The problem is not "1080p vs 4K on YouTube" but using YouTube at all for quality video. It's always been bad on YouTube, but videos like this make it extra obvious. For example, this shot: https://i.imgur.com/NRT0AOW.jpeg even in 4K it looks horrible, because of the compression YouTube does even to 4K.
I've tried finding some better version (not on YouTube) but been unable to, maybe it is lost to the passage of time.
The description of that higher quality upload says they sourced it from a retail demo disk, that's probably the best quality version in the wild. Maybe there's a direct rip of that disk on archive.org somewhere? Otherwise someone could ask them to upload their copy if they still have it.

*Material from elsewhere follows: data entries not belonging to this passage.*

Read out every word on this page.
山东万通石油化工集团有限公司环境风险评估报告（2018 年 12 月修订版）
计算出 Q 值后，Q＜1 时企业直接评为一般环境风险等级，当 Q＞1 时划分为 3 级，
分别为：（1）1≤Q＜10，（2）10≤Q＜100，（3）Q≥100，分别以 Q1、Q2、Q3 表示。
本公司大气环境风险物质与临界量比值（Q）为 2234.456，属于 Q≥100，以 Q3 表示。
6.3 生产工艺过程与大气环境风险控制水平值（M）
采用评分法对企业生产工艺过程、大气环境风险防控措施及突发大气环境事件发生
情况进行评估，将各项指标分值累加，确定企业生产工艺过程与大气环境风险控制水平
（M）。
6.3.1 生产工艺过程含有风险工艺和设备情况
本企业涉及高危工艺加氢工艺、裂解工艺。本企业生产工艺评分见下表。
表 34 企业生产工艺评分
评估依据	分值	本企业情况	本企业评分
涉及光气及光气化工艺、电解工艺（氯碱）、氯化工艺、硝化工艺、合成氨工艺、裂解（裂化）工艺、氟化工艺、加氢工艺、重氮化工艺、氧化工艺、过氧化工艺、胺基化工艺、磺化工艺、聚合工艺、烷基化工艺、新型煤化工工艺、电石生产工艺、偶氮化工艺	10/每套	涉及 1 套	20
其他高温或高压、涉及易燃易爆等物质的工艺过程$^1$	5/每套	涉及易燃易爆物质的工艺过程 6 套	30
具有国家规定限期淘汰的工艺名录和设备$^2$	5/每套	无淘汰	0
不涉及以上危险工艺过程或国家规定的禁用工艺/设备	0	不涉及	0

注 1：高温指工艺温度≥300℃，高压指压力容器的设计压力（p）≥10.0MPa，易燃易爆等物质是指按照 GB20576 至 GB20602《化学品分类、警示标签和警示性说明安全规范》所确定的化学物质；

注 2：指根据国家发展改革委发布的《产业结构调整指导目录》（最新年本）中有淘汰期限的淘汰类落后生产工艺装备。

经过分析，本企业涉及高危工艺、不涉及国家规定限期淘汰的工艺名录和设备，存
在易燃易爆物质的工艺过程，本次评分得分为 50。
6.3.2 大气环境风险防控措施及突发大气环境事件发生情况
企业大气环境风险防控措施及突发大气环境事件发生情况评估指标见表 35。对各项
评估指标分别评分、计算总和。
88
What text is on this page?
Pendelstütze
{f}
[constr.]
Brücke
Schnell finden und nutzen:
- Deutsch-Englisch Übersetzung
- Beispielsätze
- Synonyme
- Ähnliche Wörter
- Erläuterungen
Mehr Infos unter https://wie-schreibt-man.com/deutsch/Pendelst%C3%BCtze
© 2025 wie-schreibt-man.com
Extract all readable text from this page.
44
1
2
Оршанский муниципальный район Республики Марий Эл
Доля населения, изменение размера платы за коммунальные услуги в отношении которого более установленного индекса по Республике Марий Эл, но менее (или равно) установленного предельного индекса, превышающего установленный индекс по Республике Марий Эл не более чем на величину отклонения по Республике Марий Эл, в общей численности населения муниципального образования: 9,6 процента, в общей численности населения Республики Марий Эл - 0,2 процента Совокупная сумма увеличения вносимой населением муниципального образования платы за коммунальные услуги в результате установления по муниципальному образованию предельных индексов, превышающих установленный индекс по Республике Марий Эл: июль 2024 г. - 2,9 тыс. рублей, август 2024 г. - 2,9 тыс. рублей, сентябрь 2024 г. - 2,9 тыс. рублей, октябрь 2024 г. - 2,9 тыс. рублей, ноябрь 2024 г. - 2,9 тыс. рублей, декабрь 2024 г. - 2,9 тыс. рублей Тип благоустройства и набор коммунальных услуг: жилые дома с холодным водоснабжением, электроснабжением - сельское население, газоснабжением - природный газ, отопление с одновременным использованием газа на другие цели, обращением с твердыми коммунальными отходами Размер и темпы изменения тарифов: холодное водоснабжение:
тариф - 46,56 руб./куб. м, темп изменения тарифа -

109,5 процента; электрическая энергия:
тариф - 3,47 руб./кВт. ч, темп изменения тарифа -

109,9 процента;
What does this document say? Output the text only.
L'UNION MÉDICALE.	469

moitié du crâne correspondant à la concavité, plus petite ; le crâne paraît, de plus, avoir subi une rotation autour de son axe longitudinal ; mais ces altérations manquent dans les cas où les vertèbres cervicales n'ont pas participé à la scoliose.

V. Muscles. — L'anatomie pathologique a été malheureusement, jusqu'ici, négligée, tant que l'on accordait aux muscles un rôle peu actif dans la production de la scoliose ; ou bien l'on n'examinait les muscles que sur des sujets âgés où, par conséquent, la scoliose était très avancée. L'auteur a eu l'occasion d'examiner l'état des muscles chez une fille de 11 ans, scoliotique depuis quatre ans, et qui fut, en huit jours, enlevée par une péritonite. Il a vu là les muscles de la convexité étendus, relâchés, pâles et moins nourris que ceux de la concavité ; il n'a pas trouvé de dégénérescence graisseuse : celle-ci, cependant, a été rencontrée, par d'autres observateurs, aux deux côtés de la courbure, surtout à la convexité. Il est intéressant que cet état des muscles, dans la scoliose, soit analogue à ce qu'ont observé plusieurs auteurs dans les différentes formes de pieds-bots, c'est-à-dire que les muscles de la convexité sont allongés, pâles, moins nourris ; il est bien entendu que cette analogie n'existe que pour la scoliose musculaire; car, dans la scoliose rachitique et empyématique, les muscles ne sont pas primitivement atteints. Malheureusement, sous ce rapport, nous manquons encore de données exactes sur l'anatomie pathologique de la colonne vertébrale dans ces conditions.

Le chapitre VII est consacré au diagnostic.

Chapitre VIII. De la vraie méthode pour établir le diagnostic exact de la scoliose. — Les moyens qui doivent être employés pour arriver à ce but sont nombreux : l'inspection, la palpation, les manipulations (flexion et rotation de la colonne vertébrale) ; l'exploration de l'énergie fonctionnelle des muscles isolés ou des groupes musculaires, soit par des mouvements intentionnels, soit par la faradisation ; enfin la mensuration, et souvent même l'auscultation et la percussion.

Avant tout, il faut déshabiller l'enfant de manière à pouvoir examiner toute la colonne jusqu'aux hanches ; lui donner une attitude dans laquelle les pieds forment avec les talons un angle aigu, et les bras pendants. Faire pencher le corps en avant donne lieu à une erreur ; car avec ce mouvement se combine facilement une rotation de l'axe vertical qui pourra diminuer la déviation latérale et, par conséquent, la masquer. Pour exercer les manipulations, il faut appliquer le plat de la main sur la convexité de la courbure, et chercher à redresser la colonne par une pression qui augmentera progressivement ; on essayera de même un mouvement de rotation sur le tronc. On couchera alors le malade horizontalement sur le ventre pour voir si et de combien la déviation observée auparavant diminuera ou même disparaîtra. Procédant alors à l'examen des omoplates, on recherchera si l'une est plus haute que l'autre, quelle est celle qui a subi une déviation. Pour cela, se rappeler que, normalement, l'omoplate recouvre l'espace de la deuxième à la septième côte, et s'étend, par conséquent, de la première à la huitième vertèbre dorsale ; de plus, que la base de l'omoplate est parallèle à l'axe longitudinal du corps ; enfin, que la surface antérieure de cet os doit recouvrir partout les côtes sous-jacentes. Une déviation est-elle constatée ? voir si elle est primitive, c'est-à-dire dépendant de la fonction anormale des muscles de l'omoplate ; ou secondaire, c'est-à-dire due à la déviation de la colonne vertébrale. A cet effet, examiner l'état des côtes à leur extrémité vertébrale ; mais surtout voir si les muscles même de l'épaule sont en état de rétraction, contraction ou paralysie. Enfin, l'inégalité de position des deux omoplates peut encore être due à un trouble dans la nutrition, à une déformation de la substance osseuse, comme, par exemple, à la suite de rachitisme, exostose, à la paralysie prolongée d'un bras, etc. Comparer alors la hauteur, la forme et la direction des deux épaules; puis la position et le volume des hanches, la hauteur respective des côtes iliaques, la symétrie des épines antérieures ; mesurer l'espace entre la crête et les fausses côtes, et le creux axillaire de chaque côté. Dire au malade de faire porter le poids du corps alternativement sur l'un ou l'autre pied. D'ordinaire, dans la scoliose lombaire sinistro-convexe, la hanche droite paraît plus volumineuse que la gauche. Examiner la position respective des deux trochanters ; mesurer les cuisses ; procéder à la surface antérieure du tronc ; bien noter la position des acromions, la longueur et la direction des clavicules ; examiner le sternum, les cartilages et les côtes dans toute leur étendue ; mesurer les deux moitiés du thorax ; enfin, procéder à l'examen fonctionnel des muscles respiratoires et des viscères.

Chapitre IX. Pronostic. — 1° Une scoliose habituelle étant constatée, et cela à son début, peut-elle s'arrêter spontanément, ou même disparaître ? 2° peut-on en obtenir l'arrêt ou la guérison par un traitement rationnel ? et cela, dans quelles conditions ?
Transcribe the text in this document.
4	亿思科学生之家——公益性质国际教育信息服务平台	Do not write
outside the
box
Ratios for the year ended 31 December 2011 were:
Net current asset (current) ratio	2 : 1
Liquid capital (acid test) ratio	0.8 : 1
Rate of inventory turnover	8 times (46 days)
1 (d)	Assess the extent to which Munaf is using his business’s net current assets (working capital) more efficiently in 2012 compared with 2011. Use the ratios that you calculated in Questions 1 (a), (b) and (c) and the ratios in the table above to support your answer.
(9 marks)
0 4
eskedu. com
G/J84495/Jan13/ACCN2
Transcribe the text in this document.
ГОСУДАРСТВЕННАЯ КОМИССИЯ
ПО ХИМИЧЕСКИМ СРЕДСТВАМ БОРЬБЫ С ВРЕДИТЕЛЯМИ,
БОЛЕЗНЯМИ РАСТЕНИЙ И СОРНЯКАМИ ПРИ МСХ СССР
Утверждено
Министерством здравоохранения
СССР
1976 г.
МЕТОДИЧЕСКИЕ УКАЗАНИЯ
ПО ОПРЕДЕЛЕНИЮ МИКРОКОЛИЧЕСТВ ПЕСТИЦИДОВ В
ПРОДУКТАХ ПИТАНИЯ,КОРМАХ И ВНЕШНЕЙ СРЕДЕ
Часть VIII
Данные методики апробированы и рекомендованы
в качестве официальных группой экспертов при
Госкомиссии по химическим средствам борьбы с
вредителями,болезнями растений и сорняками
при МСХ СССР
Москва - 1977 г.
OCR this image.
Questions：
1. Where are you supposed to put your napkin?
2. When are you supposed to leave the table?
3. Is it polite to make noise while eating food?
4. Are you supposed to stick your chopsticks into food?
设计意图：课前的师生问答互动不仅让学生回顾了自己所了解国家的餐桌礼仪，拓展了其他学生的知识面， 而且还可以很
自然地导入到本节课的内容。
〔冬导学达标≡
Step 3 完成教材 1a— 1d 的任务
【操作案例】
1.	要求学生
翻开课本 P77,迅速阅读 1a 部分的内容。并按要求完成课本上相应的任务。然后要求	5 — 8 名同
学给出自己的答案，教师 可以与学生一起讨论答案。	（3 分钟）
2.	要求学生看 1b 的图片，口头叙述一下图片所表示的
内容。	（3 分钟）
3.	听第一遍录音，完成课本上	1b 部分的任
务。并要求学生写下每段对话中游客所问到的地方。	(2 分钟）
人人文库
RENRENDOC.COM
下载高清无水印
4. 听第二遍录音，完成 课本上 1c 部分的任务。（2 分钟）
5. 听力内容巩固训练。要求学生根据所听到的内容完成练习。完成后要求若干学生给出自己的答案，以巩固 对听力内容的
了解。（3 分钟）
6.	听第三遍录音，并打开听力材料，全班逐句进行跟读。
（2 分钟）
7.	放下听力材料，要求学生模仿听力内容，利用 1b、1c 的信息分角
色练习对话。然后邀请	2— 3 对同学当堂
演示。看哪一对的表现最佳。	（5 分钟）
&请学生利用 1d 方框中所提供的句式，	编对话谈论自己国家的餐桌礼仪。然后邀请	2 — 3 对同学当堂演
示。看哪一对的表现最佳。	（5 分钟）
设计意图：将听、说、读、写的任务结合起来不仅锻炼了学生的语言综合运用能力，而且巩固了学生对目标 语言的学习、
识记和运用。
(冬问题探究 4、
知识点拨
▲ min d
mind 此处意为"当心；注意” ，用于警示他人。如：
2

Blu-ray was just getting started in 2005, and Bravia TVs were 1366x768[1], so the demo disk is likely a DVD. I think someone would have to persuade Sony to remaster their original film, or release it to an archivist.
> that's probably the best quality version in the wild
Probably not, would be my guess. Uploading the very same source video to somewhere else than YouTube (and ideally a place that doesn't do heavy compression at all) would lead to an higher quality version easily, someone somewhere must have done just that.
That's what I meant, that the source video for that YouTube upload is probably the best version out there, as you say the second-hand re-encoded version served by YouTube is inferior. I didn't word that clearly, sorry.
Try pulling different codec versions from YouTube? Maybe it got upped to Vimeo or something before?
Also YouTube got rid of some resolution options a couple years back and that kinda adds to the problem of compression-rot of sorts.
> that kinda adds to the problem of compression-rot of sorts
I dunno, when even the 4K version (offered by YouTube) shows the very same compression artifacts on a 4K modern TV, then I kind of feel like you screwed up. At least from the perspective of a viewer, of course from the perspective of the business that saves a lot of money from it.
I've tried finding some better version (not on YouTube) but been unable to, maybe it is lost to the passage of time.